Однажды они втроем зашли во двор богатого, за высоким забором с воротами, хутора. Приветствовал их пес, что исходил лаем, натягивая цепь, и тьма болботливых индюков, которых солдаты сразу же стали поддразнивать свистом. Тогда из дома вышла старая, высокая хозяйка и на их «добрый день» молча кивнула головой. Услышав пресловутое: «Не продаст ли нам пани молока?» — она повернулась и ушла. Что делать — то ли ждать, то ли уходить?.. Подождали. И долгонько-таки, так раздразнив бедных индюков, что красные «сопли» их раскалились чуть не добела. Но вот наконец хозяйка вышла, неся кувшин молока, три кружки и три больших ломтя белого хлеба с маслом. Расправились со всем этим стоя. Когда же, соблюдая проформу, они спросили: «Сколько с нас?» — пани махнула рукой, забрала посуду и ушла. Даже на «спасибо» не ответила.

— Что она, немая? — удивился один.

А другой — он был местный, кашуб, — ответил:

— Не немая, брат, а немка. Их тут много, на коридоре[53].

Тот, кто гонит теперь Алеся и Владика по мощеной улице большого села, тоже не немой, а немец. Но молчит он, как немой, потому что он не просто немец, а шуцман. В пикельгаубе, с пистолетом на боку, — тот самый бог, встречаясь с которым «с глазу на глаз» дурел от страха добрый герр Раков. Только и разницы, что этот бог не пузатый, не стоит статуей на перекрестке, а обеими руками держится за руль велосипеда и тяжело грохочет подковами следом за пленными.

Поймали беглецов, как они разобрались потом, вблизи имения, куда бюргермайстер и бегал за вахманом. Тот загнал их в пустой погреб, а утром приехал этот, полицейский.

Выгнав их на полевую дорогу, обсаженную деревьями, шуцман сказал:

— Только вперед. Шаг влево, шаг вправо — буду стрелять. Марш!

И больше — от имения до этого села — ни слова.

Когда проходили мимо пекарни и оттуда дохнуло теплым, хмельным запахом ситного, Алесь вспомнил, что в кармане у него завалялась одна лагермарка (оставил, чтоб дома показать), вспомнил солдатское: «Не продаст ли нам пани молока?» — и, обернувшись, сказал:

— Герр вахман, разрешите нам купить хлеба. У нас есть боны.
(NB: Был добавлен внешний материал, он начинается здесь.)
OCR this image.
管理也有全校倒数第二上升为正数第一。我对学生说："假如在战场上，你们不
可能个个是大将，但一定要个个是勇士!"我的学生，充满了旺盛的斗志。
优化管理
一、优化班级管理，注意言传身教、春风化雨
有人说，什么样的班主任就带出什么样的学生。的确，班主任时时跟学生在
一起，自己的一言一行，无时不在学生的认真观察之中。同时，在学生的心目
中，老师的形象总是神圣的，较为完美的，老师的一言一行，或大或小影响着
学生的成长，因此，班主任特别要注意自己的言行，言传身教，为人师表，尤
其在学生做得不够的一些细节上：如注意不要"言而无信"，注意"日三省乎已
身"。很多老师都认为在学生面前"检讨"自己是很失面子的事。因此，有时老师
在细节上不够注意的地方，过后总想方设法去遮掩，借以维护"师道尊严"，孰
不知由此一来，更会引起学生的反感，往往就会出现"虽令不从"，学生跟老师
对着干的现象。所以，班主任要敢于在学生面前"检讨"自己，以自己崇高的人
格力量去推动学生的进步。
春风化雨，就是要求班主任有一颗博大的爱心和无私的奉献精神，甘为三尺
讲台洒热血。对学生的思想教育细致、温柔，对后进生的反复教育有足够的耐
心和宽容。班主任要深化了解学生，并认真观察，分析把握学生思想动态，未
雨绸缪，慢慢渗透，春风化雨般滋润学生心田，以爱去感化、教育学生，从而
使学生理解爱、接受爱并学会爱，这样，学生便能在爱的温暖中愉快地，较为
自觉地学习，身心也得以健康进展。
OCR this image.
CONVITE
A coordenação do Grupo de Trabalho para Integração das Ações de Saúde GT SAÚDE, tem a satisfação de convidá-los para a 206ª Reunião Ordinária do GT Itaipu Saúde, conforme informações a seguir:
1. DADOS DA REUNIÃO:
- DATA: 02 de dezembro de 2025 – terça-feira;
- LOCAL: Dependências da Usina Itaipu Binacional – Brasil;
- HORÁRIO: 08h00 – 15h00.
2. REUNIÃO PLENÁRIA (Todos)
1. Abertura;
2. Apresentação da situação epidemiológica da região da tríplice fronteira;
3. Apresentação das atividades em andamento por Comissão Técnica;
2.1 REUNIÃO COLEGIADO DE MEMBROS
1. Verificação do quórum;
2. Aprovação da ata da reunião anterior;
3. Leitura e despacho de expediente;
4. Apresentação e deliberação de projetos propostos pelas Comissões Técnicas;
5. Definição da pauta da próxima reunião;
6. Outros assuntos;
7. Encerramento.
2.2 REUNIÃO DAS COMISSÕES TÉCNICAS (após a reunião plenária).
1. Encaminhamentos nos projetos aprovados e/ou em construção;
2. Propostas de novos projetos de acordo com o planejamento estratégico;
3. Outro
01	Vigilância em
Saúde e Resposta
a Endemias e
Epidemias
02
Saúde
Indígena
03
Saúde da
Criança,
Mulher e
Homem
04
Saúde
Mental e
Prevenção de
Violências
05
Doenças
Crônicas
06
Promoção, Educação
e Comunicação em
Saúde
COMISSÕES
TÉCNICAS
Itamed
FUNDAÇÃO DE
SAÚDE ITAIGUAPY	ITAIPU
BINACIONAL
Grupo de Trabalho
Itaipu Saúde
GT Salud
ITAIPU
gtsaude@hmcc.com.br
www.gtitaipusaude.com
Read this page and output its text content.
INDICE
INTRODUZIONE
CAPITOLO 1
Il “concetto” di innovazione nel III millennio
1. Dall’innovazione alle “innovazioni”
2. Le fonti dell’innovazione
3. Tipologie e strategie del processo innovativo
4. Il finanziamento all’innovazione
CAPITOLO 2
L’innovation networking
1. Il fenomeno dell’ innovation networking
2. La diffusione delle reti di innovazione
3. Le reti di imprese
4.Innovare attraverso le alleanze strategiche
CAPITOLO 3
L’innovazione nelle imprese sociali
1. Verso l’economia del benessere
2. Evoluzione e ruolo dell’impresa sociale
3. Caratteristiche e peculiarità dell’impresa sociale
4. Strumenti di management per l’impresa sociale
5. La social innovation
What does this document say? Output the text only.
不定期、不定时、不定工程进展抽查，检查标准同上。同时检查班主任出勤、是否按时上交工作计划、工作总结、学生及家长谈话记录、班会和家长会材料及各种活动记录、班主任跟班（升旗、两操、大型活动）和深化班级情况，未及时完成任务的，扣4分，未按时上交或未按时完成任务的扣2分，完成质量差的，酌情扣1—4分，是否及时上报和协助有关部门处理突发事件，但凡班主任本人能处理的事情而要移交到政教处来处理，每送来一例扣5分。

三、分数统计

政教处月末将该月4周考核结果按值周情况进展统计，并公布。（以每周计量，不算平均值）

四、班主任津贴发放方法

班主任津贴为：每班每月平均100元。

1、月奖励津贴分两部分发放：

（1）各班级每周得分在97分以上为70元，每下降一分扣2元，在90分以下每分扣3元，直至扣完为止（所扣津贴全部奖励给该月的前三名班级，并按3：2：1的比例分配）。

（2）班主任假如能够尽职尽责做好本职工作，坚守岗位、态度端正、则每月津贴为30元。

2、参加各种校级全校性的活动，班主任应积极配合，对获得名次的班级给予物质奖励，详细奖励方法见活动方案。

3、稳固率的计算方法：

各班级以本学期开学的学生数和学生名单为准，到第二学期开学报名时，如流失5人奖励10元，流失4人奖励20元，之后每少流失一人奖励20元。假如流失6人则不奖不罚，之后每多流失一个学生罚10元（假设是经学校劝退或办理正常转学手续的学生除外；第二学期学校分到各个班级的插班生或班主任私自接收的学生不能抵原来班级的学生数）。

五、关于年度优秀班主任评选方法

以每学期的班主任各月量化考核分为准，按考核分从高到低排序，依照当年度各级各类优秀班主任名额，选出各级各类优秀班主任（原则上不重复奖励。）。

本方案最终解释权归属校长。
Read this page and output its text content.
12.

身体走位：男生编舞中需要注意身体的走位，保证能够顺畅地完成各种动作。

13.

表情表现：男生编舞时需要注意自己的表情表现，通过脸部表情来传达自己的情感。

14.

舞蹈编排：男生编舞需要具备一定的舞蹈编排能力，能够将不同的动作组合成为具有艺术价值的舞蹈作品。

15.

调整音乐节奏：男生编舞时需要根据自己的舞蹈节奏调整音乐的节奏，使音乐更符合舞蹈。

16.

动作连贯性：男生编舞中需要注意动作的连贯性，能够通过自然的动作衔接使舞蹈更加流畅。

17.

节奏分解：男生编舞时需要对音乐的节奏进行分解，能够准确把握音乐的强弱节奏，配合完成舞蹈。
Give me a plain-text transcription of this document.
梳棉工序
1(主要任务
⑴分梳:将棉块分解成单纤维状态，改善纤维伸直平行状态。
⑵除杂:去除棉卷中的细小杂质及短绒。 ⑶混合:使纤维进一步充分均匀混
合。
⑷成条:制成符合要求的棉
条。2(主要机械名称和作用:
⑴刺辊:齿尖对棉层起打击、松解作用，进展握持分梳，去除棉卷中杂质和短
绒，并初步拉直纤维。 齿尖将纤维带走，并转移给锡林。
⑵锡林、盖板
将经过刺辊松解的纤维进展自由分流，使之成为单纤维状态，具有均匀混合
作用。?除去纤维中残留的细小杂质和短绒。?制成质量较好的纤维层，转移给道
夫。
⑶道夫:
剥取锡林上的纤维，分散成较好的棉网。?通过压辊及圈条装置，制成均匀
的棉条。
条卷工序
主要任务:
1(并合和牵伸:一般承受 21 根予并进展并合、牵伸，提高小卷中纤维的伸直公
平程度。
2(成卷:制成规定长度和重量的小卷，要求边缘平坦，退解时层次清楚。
«Хлеб-то по карточкам, однако, может, и попадешь на добрую душу…»

— Halt’s Maul![54] Марш!

«Это уже и не немец…»

Из деревни дорога повернула на асфальт. Бутрым здорово-таки хромал, шли медленно. Хорошо, что хоть не гонит… И бухает же Владик — прямо до слез. Молча, нога за ногу, от липы до липы, и оказались в поле.

— Хальт!

Прислонив велосипед к животу, шуцман полез в сумку, покопался там и достал что-то завернутое в подозрительно прожиренную бумагу.

— Мой второй фриштик. Бутерброд с колбасой. Разломите — и марш. И — никому ни слова.

Они жевали на ходу, не зная, что и думать, а он заговорил:

— Я сам, по сути, солдат. Меня тоже мобилизовали. В сентябре, как только началась эта проклятая война. Я — вдовец. Дома, в ста пятидесяти километрах отсюда, старуха мать и дочка шести лет. Да. Я сказал и могу повторить: проклятая война. И я хотел бы, чтоб она кончилась не завтра утром, а именно, черт бы ее побрал, сегодня, вот сейчас…

«Как много таких и здесь, в Германии, — думал Алесь, — кто делает не то, что хотел бы!..

— Да. Я тоже охотно пошел бы домой. Но что ж это будет: я не хочу, другой не захочет. Ordnung muß aber sein!..[55] Кто ж покарает проклятую Англию? Не нам разбираться, что нужно, что нет. Фюрер знает, что делает.

«Хлеб мы твой проглотили. Все полегче теперь. Даже и вздор этот слушать».

— Вот и вы. Счастье ваше, что вы — не поляки. Надо работать, жатва, а вы — убегать. А вас же и кормили, и содержали по-человечески. Да. Что ж это будет, если так все расползутся — кто куда? И чего ты торопишься? Как ты от нас убежишь?.. К тому же мы — союзники, у нас же с вами договор!..

«Ой, не из жалости ты нам свой фриштик отдал!..»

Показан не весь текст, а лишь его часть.